Prevention of peritoneal adhesions using polymeric rheological blends

Abstract

The effectiveness of rheological blends of high molecular weight hyaluronic acid (HA) and low molecular weight hydroxypropyl methylcellulose (HPMC) in the prevention of peritoneal adhesions post-surgery is demonstrated. The physical mixture of the two carbohydrates increased the dwell time in the peritoneum while significantly improving the injectability of the polymer compared with HA alone. HA-HPMC treatment decreased the total adhesion area by ∼ 70% relative to a saline control or no treatment in a repeated cecal injury model in the rabbit. No significant cytotoxicity and minimal inflammation were associated with the blend. Furthermore, no chemical or physical processing was required prior to their use beyond simple mixing.
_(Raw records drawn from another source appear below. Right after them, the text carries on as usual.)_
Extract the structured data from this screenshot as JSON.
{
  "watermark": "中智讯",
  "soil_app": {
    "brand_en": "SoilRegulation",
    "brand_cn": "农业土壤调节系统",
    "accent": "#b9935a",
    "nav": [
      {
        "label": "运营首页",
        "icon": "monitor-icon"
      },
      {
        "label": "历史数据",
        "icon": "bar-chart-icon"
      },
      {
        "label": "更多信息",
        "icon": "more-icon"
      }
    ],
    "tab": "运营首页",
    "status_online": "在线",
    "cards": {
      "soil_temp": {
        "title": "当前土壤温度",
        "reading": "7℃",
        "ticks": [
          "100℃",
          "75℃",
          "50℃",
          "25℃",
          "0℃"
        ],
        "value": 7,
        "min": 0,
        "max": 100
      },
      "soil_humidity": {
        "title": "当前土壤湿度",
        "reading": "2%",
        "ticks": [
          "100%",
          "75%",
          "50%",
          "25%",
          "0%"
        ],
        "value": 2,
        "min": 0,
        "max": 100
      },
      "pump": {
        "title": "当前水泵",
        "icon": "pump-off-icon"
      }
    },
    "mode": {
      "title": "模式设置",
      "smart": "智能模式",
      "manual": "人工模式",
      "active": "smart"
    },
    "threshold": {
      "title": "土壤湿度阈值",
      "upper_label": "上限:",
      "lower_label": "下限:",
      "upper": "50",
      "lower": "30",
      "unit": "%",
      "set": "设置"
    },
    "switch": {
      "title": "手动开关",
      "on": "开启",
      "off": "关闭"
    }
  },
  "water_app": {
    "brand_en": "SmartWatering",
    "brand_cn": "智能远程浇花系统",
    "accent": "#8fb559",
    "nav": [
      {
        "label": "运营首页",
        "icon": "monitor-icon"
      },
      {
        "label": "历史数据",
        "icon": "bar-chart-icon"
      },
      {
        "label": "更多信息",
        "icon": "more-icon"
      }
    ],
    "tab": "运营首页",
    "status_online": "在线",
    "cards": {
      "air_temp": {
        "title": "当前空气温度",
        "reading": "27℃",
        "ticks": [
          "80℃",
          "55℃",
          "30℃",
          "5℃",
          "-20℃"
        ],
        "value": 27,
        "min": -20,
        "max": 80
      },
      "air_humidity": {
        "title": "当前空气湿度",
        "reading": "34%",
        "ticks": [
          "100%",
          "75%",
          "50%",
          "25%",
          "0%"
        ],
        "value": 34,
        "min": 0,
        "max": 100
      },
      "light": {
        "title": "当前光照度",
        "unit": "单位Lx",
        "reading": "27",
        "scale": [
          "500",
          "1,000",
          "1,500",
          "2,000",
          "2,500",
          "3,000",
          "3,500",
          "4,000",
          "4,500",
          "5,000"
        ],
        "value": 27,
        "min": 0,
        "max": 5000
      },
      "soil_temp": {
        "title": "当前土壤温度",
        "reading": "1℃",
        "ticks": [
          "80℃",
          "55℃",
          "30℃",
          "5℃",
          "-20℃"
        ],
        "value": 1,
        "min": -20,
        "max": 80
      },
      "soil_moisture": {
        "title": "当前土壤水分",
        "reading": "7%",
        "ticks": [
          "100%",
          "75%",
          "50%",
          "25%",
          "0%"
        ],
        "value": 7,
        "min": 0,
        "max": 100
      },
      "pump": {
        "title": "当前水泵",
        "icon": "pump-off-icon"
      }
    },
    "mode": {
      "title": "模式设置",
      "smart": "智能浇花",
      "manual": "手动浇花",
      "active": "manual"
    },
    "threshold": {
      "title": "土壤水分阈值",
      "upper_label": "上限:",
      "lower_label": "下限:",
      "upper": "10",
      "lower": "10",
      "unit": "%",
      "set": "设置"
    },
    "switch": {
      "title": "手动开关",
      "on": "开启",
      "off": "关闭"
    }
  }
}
Keywords: Hyaluronic acid; Hydroxypropyl methylcellulose; Peritoneal adhesions; Rheological blends.

Figure 1

Cell viability (relative to media-only control) of MeT-5A mesothelial cells in the presence of HA only, HPMC only, and HA-HPMC blends at all tested concentrations

Figure 2

Intraperitoneal HA-HPMC blends in mice (a) Frontal view of translucent abdominal wall musculature and peritoneum (after reflection of the skin), 6 days after injection of HA₆HPMC₄. Viscera separated by fluid can be seen through the abdominal wall. (b) Effect of polymer concentration on the volume of fluid recovered from the peritoneal cavity as a function of time (n = 3 at each time point). (c) “Foamy” macrophages in peritoneal fluid 2 days after injection of HA₆HPMC₄. The lucent intracellular areas are ingested material. (d) Parietal peritoneal surface 2 days after injection of HA₆HPMC_4. The basophilic material in the upper part of the panel is the gel, with scattered macrophages). Histological findings were similar in all blends tested.

Figure 3

Rheological response of recovered HA₆HPMC₄ after varying retention times in the peritoneum: (a) viscosity versus shear rate; (b) elastic modulus versus oscillation stress. Elastic modulus data for HA₆ and HPMC₄ (open points) are also shown for comparison.

Figure 4

In vivo assessment of adhesion prevention by HA₆HPMC₄ in a rabbit double injury model (a) application of the HA₆HPMC₄ blend immediately following the second injury (b) adhesion formation seven days after repeated injury following treatment with HA₆HPMC₄ (c) adhesion formation seven days after repeated injury following treatment with saline only.